Institut National de la Santé et de la Recherche Médicale, EMI-U 9933, Hôpital Bichat-Claude Bernard,1 Unité des Agents Antibactériens, Institut Pasteur, Paris, France2
Received 24 March 2003/ Returned for modification 5 June 2003/ Accepted 7 July 2003
The consequences of VanD type glycopeptide resistance on the activity of vancomycin and teicoplanin were evaluated in vitro and in a rabbit model of aortic endocarditis with VanD type clinical isolate Enterococcus faecium BM4339 (MICs: vancomycin, 64 µg/ml; teicoplanin, 4 µg/ml) and its susceptible derivative BM4459 (MICs: vancomycin, 1 µg/ml; teicoplanin, 1 µg/ml).
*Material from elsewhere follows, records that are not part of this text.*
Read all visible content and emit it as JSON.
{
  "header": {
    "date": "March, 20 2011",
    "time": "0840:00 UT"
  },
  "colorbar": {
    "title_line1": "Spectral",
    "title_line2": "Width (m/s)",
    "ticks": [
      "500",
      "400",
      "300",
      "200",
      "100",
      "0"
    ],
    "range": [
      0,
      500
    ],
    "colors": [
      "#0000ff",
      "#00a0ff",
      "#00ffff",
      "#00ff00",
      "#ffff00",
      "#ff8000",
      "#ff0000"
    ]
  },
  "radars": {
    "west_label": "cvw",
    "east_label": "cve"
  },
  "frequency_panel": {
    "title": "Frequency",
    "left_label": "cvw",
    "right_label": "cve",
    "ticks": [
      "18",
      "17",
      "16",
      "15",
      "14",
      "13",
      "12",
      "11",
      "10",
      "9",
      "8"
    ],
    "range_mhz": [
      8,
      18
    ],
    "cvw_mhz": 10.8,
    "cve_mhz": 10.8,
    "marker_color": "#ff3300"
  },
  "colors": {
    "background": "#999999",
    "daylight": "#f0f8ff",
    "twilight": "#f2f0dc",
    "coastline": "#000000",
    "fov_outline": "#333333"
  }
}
The two antibiotics were inactive against BM4339 in vivo, in terms both of reduction of bacterial counts and of prevention of emergence of glycopeptide-resistant subpopulations, despite using teicoplanin at concentrations greater than the MIC for VanD strains. This could be due to the high inoculum effect also observed in vitro with BM4339 and two other VanD type isolates against both antibiotics. These results suggest that detection of VanD type resistance is of major importance because it abolishes in vivo glycopeptide activity and allows the emergence of mutants highly resistant to glycopeptides.